We consider the true test as to when a mortgage is a purchase-money mortgage, is not whether it is executed to the vendor, but whether the proceeds are to be used to apply on the purchase price. The rule as generally stated, is that, to give a purchase-money mortgage a precedence, it must have been executed simultaneously, or at the same time, with the deed of purchase. The reason usually assigned for this doctrine is the technical one of the mere transitory seisin of the mortgagor, rather than the superior equity which the mortgagee has, to be paid the purchase money of the land before it shall be subjected to other claims against the purchaser.... [T]he real test is not whether the deed and mortgage were in fact executed at the same instant, but whether they were parts of one continuous transaction, and so intended to be by the parties, so that the two instruments should be given contemporaneous operation in order to promote and carry out the intention of the parties.

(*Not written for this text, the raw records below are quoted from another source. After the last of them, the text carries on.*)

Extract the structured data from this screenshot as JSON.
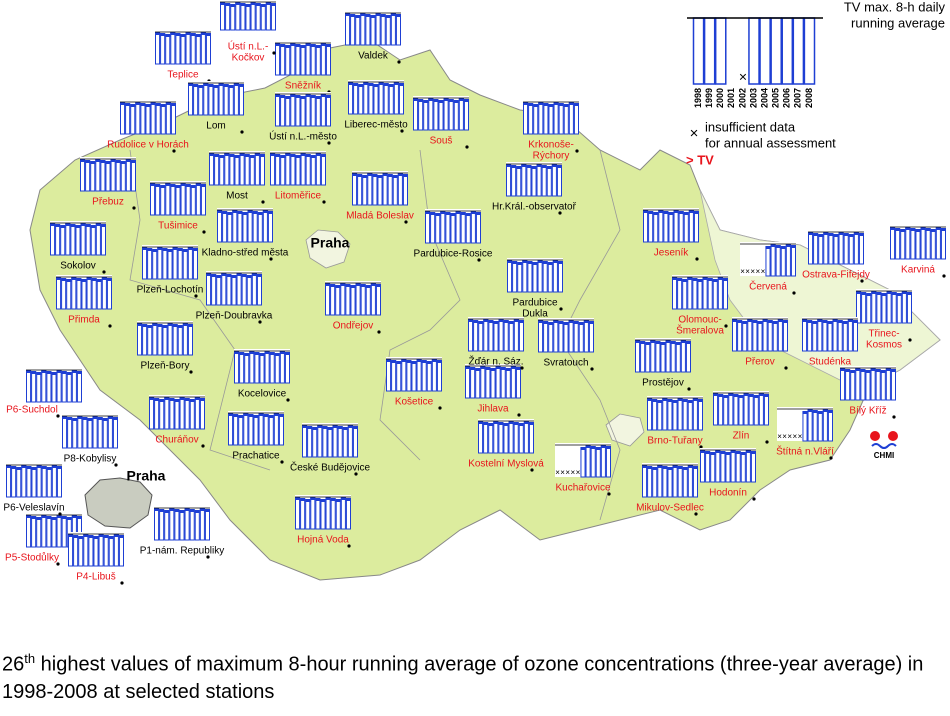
{
  "legend": {
    "title_lines": [
      "TV max. 8-h daily",
      "running average"
    ],
    "years": [
      1998,
      1999,
      2000,
      2001,
      2002,
      2003,
      2004,
      2005,
      2006,
      2007,
      2008
    ],
    "insufficient_lines": [
      "insufficient data",
      "for annual assessment"
    ],
    "above_tv": "> TV"
  },
  "stations": [
    {
      "lines": [
        "Teplice"
      ],
      "color": "#e8141c"
    },
    {
      "lines": [
        "Sněžník"
      ],
      "color": "#e8141c"
    },
    {
      "lines": [
        "Ústí n.L.-",
        "Kočkov"
      ],
      "color": "#e8141c"
    },
    {
      "lines": [
        "Rudolice v Horách"
      ],
      "color": "#e8141c"
    },
    {
      "lines": [
        "Přebuz"
      ],
      "color": "#e8141c"
    },
    {
      "lines": [
        "Tušimice"
      ],
      "color": "#e8141c"
    },
    {
      "lines": [
        "Litoměřice"
      ],
      "color": "#e8141c"
    },
    {
      "lines": [
        "Mladá Boleslav"
      ],
      "color": "#e8141c"
    },
    {
      "lines": [
        "Souš"
      ],
      "color": "#e8141c"
    },
    {
      "lines": [
        "Krkonoše-",
        "Rýchory"
      ],
      "color": "#e8141c"
    },
    {
      "lines": [
        "Jeseník"
      ],
      "color": "#e8141c"
    },
    {
      "lines": [
        "Červená"
      ],
      "color": "#e8141c"
    },
    {
      "lines": [
        "Ostrava-Fifejdy"
      ],
      "color": "#e8141c"
    },
    {
      "lines": [
        "Karviná"
      ],
      "color": "#e8141c"
    },
    {
      "lines": [
        "Přimda"
      ],
      "color": "#e8141c"
    },
    {
      "lines": [
        "Ondřejov"
      ],
      "color": "#e8141c"
    },
    {
      "lines": [
        "Olomouc-",
        "Šmeralova"
      ],
      "color": "#e8141c"
    },
    {
      "lines": [
        "Třinec-",
        "Kosmos"
      ],
      "color": "#e8141c"
    },
    {
      "lines": [
        "Přerov"
      ],
      "color": "#e8141c"
    },
    {
      "lines": [
        "Studénka"
      ],
      "color": "#e8141c"
    },
    {
      "lines": [
        "Košetice"
      ],
      "color": "#e8141c"
    },
    {
      "lines": [
        "Jihlava"
      ],
      "color": "#e8141c"
    },
    {
      "lines": [
        "Bílý Kříž"
      ],
      "color": "#e8141c"
    },
    {
      "lines": [
        "Churáňov"
      ],
      "color": "#e8141c"
    },
    {
      "lines": [
        "Zlín"
      ],
      "color": "#e8141c"
    },
    {
      "lines": [
        "Brno-Tuřany"
      ],
      "color": "#e8141c"
    },
    {
      "lines": [
        "Štítná n.Vláří"
      ],
      "color": "#e8141c"
    },
    {
      "lines": [
        "Kostelní Myslová"
      ],
      "color": "#e8141c"
    },
    {
      "lines": [
        "Kuchařovice"
      ],
      "color": "#e8141c"
    },
    {
      "lines": [
        "Hodonín"
      ],
      "color": "#e8141c"
    },
    {
      "lines": [
        "Mikulov-Sedlec"
      ],
      "color": "#e8141c"
    },
    {
      "lines": [
        "Hojná Voda"
      ],
      "color": "#e8141c"
    },
    {
      "lines": [
        "P6-Suchdol"
      ],
      "color": "#e8141c"
    },
    {
      "lines": [
        "P5-Stodůlky"
      ],
      "color": "#e8141c"
    },
    {
      "lines": [
        "P4-Libuš"
      ],
      "color": "#e8141c"
    },
    {
      "lines": [
        "Valdek"
      ],
      "color": "#000000"
    },
    {
      "lines": [
        "Lom"
      ],
      "color": "#000000"
    },
    {
      "lines": [
        "Ústí n.L.-město"
      ],
      "color": "#000000"
    },
    {
      "lines": [
        "Liberec-město"
      ],
      "color": "#000000"
    },
    {
      "lines": [
        "Most"
      ],
      "color": "#000000"
    },
    {
      "lines": [
        "Hr.Král.-observatoř"
      ],
      "color": "#000000"
    },
    {
      "lines": [
        "Kladno-střed města"
      ],
      "color": "#000000"
    },
    {
      "lines": [
        "Pardubice-Rosice"
      ],
      "color": "#000000"
    },
    {
      "lines": [
        "Sokolov"
      ],
      "color": "#000000"
    },
    {
      "lines": [
        "Plzeň-Lochotín"
      ],
      "color": "#000000"
    },
    {
      "lines": [
        "Pardubice",
        "Dukla"
      ],
      "color": "#000000"
    },
    {
      "lines": [
        "Plzeň-Doubravka"
      ],
      "color": "#000000"
    },
    {
      "lines": [
        "Plzeň-Bory"
      ],
      "color": "#000000"
    },
    {
      "lines": [
        "Žďár n. Sáz."
      ],
      "color": "#000000"
    },
    {
      "lines": [
        "Svratouch"
      ],
      "color": "#000000"
    },
    {
      "lines": [
        "Prostějov"
      ],
      "color": "#000000"
    },
    {
      "lines": [
        "Kocelovice"
      ],
      "color": "#000000"
    },
    {
      "lines": [
        "Prachatice"
      ],
      "color": "#000000"
    },
    {
      "lines": [
        "České Budějovice"
      ],
      "color": "#000000"
    },
    {
      "lines": [
        "P8-Kobylisy"
      ],
      "color": "#000000"
    },
    {
      "lines": [
        "P6-Veleslavín"
      ],
      "color": "#000000"
    },
    {
      "lines": [
        "P1-nám. Republiky"
      ],
      "color": "#000000"
    }
  ],
  "city_labels": [
    "Praha",
    "Praha"
  ],
  "logo": "CHMI",
  "caption": {
    "number": "26",
    "suffix": "th",
    "text": " highest values of maximum 8-hour running average of ozone concentrations (three-year average) in 1998-2008 at selected stations"
  }
}
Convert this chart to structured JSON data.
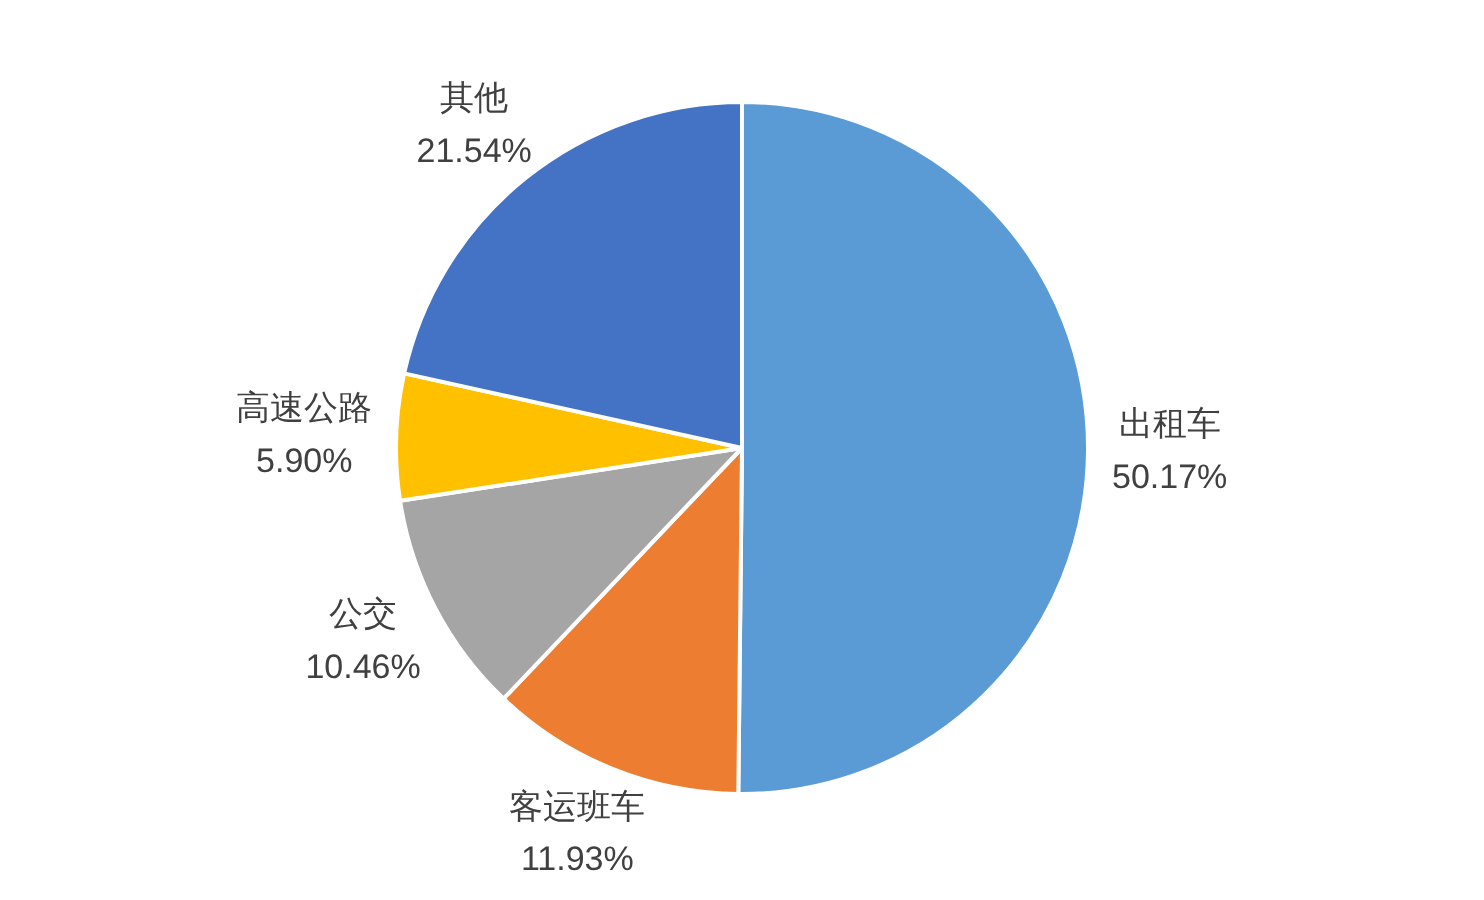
{
  "chart_data": {
    "type": "pie",
    "categories": [
      "出租车",
      "客运班车",
      "公交",
      "高速公路",
      "其他"
    ],
    "values": [
      50.17,
      11.93,
      10.46,
      5.9,
      21.54
    ],
    "value_labels": [
      "50.17%",
      "11.93%",
      "10.46%",
      "5.90%",
      "21.54%"
    ],
    "colors": [
      "#5b9bd5",
      "#ed7d31",
      "#a5a5a5",
      "#ffc000",
      "#4472c4"
    ]
  }
}
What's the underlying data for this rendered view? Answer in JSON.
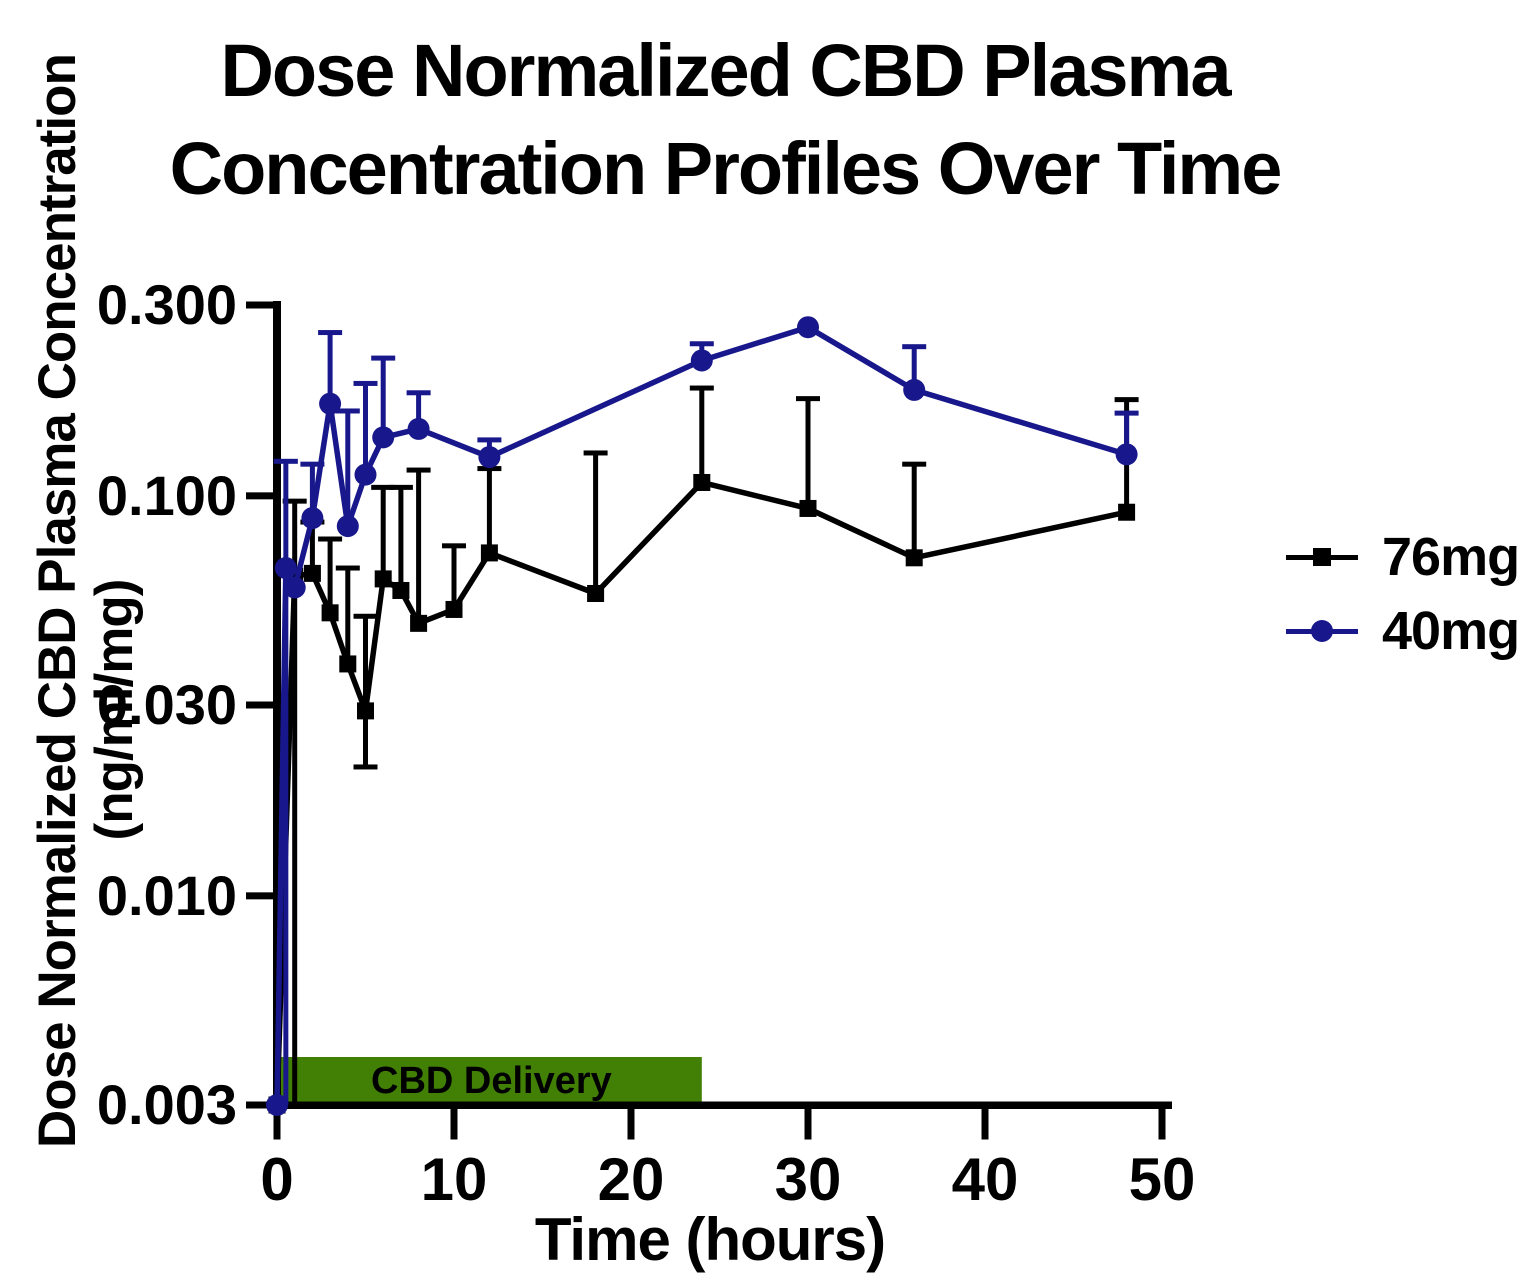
{
  "title_line1": "Dose Normalized CBD Plasma",
  "title_line2": "Concentration Profiles Over Time",
  "axes": {
    "x_label": "Time (hours)",
    "y_label_line1": "Dose Normalized CBD Plasma Concentration",
    "y_label_line2": "(ng/ml/mg)",
    "x_ticks": [
      "0",
      "10",
      "20",
      "30",
      "40",
      "50"
    ],
    "y_ticks": [
      "0.300",
      "0.100",
      "0.030",
      "0.010",
      "0.003"
    ]
  },
  "annotation": {
    "label": "CBD Delivery",
    "t_start": 0,
    "t_end": 24,
    "color": "#417F05"
  },
  "legend": [
    {
      "label": "76mg",
      "color": "#000000",
      "marker": "square"
    },
    {
      "label": "40mg",
      "color": "#18188C",
      "marker": "circle"
    }
  ],
  "chart_data": {
    "type": "line",
    "title": "Dose Normalized CBD Plasma Concentration Profiles Over Time",
    "xlabel": "Time (hours)",
    "ylabel": "Dose Normalized CBD Plasma Concentration (ng/ml/mg)",
    "x_unit": "hours",
    "xlim": [
      0,
      50
    ],
    "ylim_log": [
      0.003,
      0.3
    ],
    "y_scale": "log",
    "legend_position": "right",
    "series": [
      {
        "name": "76mg",
        "color": "#000000",
        "marker": "square",
        "points": [
          {
            "t": 0,
            "v": 0.003
          },
          {
            "t": 1,
            "v": 0.063,
            "eu": 0.097,
            "ed": 0.003
          },
          {
            "t": 2,
            "v": 0.064,
            "eu": 0.086
          },
          {
            "t": 3,
            "v": 0.051,
            "eu": 0.078
          },
          {
            "t": 4,
            "v": 0.038,
            "eu": 0.066
          },
          {
            "t": 5,
            "v": 0.029,
            "eu": 0.05,
            "ed": 0.021
          },
          {
            "t": 6,
            "v": 0.062,
            "eu": 0.105
          },
          {
            "t": 7,
            "v": 0.058,
            "eu": 0.105
          },
          {
            "t": 8,
            "v": 0.048,
            "eu": 0.116
          },
          {
            "t": 10,
            "v": 0.052,
            "eu": 0.075
          },
          {
            "t": 12,
            "v": 0.072,
            "eu": 0.117
          },
          {
            "t": 18,
            "v": 0.057,
            "eu": 0.128
          },
          {
            "t": 24,
            "v": 0.108,
            "eu": 0.186
          },
          {
            "t": 30,
            "v": 0.093,
            "eu": 0.175
          },
          {
            "t": 36,
            "v": 0.07,
            "eu": 0.12
          },
          {
            "t": 48,
            "v": 0.091,
            "eu": 0.174
          }
        ]
      },
      {
        "name": "40mg",
        "color": "#18188C",
        "marker": "circle",
        "points": [
          {
            "t": 0,
            "v": 0.003
          },
          {
            "t": 0.5,
            "v": 0.066,
            "eu": 0.122,
            "ed": 0.003
          },
          {
            "t": 1,
            "v": 0.059
          },
          {
            "t": 2,
            "v": 0.088,
            "eu": 0.12
          },
          {
            "t": 3,
            "v": 0.17,
            "eu": 0.256
          },
          {
            "t": 4,
            "v": 0.084,
            "eu": 0.163
          },
          {
            "t": 5,
            "v": 0.113,
            "eu": 0.191
          },
          {
            "t": 6,
            "v": 0.14,
            "eu": 0.221
          },
          {
            "t": 8,
            "v": 0.147,
            "eu": 0.181
          },
          {
            "t": 12,
            "v": 0.125,
            "eu": 0.138
          },
          {
            "t": 24,
            "v": 0.218,
            "eu": 0.24
          },
          {
            "t": 30,
            "v": 0.264
          },
          {
            "t": 36,
            "v": 0.184,
            "eu": 0.236
          },
          {
            "t": 48,
            "v": 0.127,
            "eu": 0.161
          }
        ]
      }
    ]
  }
}
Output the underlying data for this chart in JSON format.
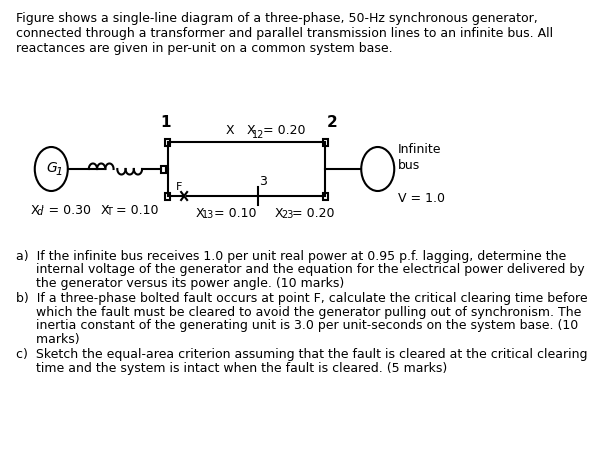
{
  "title_text": "Figure shows a single-line diagram of a three-phase, 50-Hz synchronous generator,\nconnected through a transformer and parallel transmission lines to an infinite bus. All\nreactances are given in per-unit on a common system base.",
  "bg_color": "#ffffff",
  "text_color": "#000000",
  "font_size": 9.0,
  "diagram": {
    "bus1_label": "1",
    "bus2_label": "2",
    "bus3_label": "3",
    "X12_label": "X",
    "X12_sub": "12",
    "X12_val": " = 0.20",
    "X13_label": "X",
    "X13_sub": "13",
    "X13_val": " = 0.10",
    "X23_label": "X",
    "X23_sub": "23",
    "X23_val": " = 0.20",
    "Xd_label": "X",
    "Xd_sub": "d",
    "Xd_val": "' = 0.30",
    "XT_label": "X",
    "XT_sub": "T",
    "XT_val": " = 0.10",
    "G1_label": "G",
    "G1_sub": "1",
    "V_label": "V = 1.0",
    "infinite_bus_label": "Infinite\nbus",
    "F_label": "F"
  },
  "qa": "a)  If the infinite bus receives 1.0 per unit real power at 0.95 p.f. lagging, determine the\n     internal voltage of the generator and the equation for the electrical power delivered by\n     the generator versus its power angle. (10 marks)",
  "qb": "b)  If a three-phase bolted fault occurs at point F, calculate the critical clearing time before\n     which the fault must be cleared to avoid the generator pulling out of synchronism. The\n     inertia constant of the generating unit is 3.0 per unit-seconds on the system base. (10\n     marks)",
  "qc": "c)  Sketch the equal-area criterion assuming that the fault is cleared at the critical clearing\n     time and the system is intact when the fault is cleared. (5 marks)"
}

We thus find the various authorities on the question of purchase-money mortgages falling into two groups: The one, based upon the position that the execution of the deed and the mortgage being simultaneous acts, the title to the land does not for a single moment rest in the purchaser, but merely passes through his hands and vests in the mortgagee without stopping in the purchaser, and that during such instantaneous passage, the judgment lien cannot attach to the title; while the other is disposed to consider the superior equity which the mortgagee might be said to have for the purchase money which he has advanced. This state has apparently adopted the theory of transitory seisin. However, under either position the result is the same, and purchase-money mortgages given precedence over existing judgments against the mortgagor. [Id. at 386-387, 88 N.W. 397 (emphasis added).]

[11] Our review of decisions from other states revealed two cases that reached contrary conclusions under circumstances similar to those here involved. See C & L Lumber & Supply, Inc. v. Texas American Bank/Galeria, 110 N.M. 291, 296, 795 P.2d 502 (1990) (concluding that "under New Mexico law a mortgage executed for the purpose of paying off a land sales contract is itself not a purchase-money mortgage" because, "[t]o hold that such a refinancing mortgage was a purchase-money mortgage, entitled to priority over all other liens [that already had attached to the vendee's equitable interest under the land contract], would ignore both the earlier attachment of these liens and the possible inequity in subordinating them to the refinancing agreement"); Lorenz Co. v. Gray, 136 Or. 605, 615, 298 P. 222 (1931) (finding that if a purchaser of land under a land contract "is already indebted to the vendor for the price... and then borrows money from a third person for the purpose of discharging this debt, and gives the latter a mortgage on the land, this mortgage is not entitled to the standing of a purchase-money mortgage"). To the extent that these cases stand for the proposition that no mortgage whose proceeds satisfy the mortgagor's obligation to his land contract vendee can qualify as a purchase money mortgage, we decline to follow these cases because we find that the New Mexico and Oregon courts failed to (1) recognize the significant fact that only through the mortgages did the land contract vendees obtain legal title to the properties, and (2) appropriately consider or weigh in their decisions the public policies behind affording purchase money mortgages priority over the earlier lienholders' interests.

[12] We also note that in light of our determination that defendants possessed the priority interest in 72 West End, we need not consider whether Boulder's sale of the property violated the terms of the April 2, 1997 trial court order. See n 4, supra. We also need not address defendants' contention that the doctrine of equitable subordination applies under the circumstances of this case.